Because I was only a child when this single charted, and have never had much understanding of club culture, I don't know much about how this plays out in the history of its subculture, and how original or distinctive it might have seemed when first heard in the clubs. But I do know it was important in taking the sound overground, and soon enough it was everywhere, variations of this becoming the standard sound of dance-pop for a few years at least. Even the former jazz band Matt Bianco were soon at it with the pastiche 'Wap Bam Boogie' in 1988, whilst Les Rhythmes Digitales made a much later explicit homage with 'Jacques Your Body (Make Me Sweat)'; Stuart Price went on to produce crowd-pleasing acts like Take That and the Killers, how mainstream can you get? You can hear traces of this in the early Stock Aitken Waterman sound too, and SAW staffers Harding and Curnow were responsible for remixing Chic's disco classic into 'Jack Le Freak'. Of course it also went on to pave the way for one of my favourite Number Ones of all time, 'Pump Up The Volume', so it'd deserve my gratitude even if I didn't enjoy it in itself. But the track's won me over as an adult, even though I tend to have a hard time with very repetitive music and songs that lack strong melodic content. Perhaps there's something in how elemental this is that cuts to the quick and impresses me - but I can tell you that the reason why I rated this deposing 'Reet Petite' as less dramatic than the Prodigy deposing Robson & Jerome in that first paragraph is because that was a much bigger variation in quality as well as style.

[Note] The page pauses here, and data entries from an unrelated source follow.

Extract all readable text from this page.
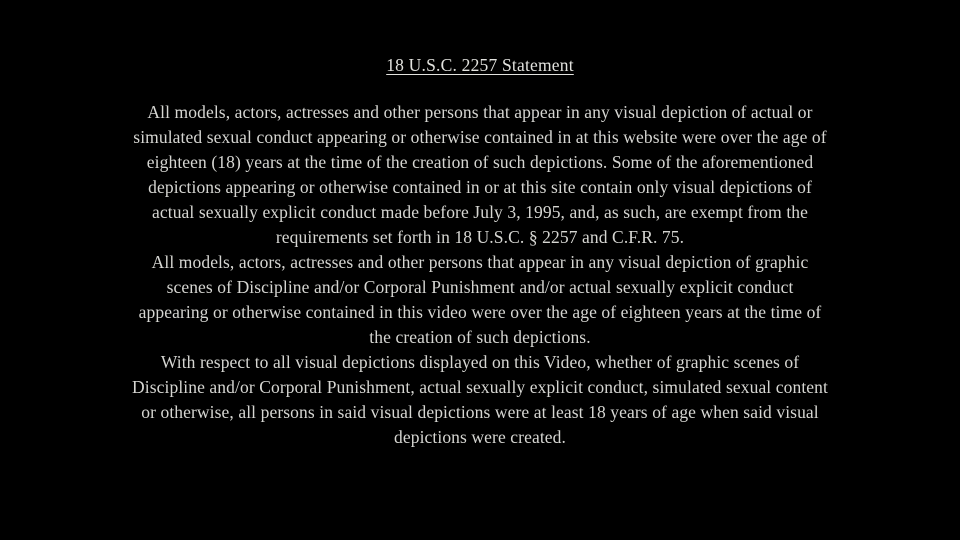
18 U.S.C. 2257 Statement

All models, actors, actresses and other persons that appear in any visual depiction of actual or simulated sexual conduct appearing or otherwise contained in at this website were over the age of eighteen (18) years at the time of the creation of such depictions. Some of the aforementioned depictions appearing or otherwise contained in or at this site contain only visual depictions of actual sexually explicit conduct made before July 3, 1995, and, as such, are exempt from the requirements set forth in 18 U.S.C. § 2257 and C.F.R. 75.

All models, actors, actresses and other persons that appear in any visual depiction of graphic scenes of Discipline and/or Corporal Punishment and/or actual sexually explicit conduct appearing or otherwise contained in this video were over the age of eighteen years at the time of the creation of such depictions.

With respect to all visual depictions displayed on this Video, whether of graphic scenes of Discipline and/or Corporal Punishment, actual sexually explicit conduct, simulated sexual content or otherwise, all persons in said visual depictions were at least 18 years of age when said visual depictions were created.
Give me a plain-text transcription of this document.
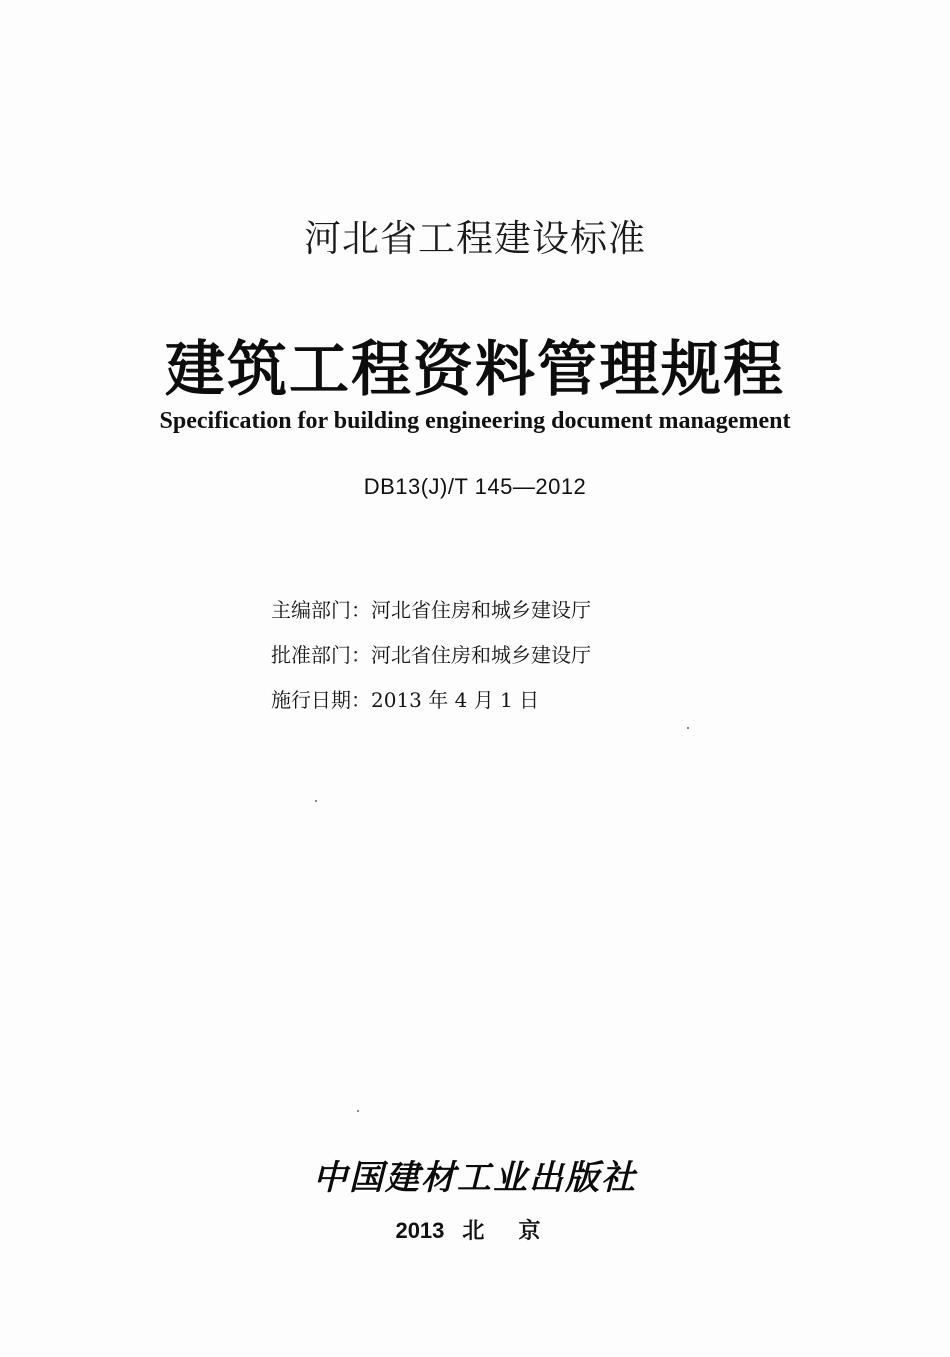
河北省工程建设标准
建筑工程资料管理规程
Specification for building engineering document management
DB13(J)/T 145—2012
主编部门：河北省住房和城乡建设厅
批准部门：河北省住房和城乡建设厅
施行日期：2013 年 4 月 1 日
中国建材工业出版社
2013 北 京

There is a funny little postscript to this story, though you may already know this. It later emerged that this single shouldn't have been a Number One at all, because the 12" version which accounted for a majority of the sales was actually slightly longer than chart rules permitted. It was recognised as a genuine mistake though and the published chart was allowed to stand. At least nobody missed out on topping the chart because of it; it would just have been an extra week each for 'Reet Petite' and for 'I Knew You Were Waiting (For Me)', the latter of which officially took over the following week and fortunately doesn't show up here. If I can squeeze in one more coincidence, that was another song John Peel said something memorable about.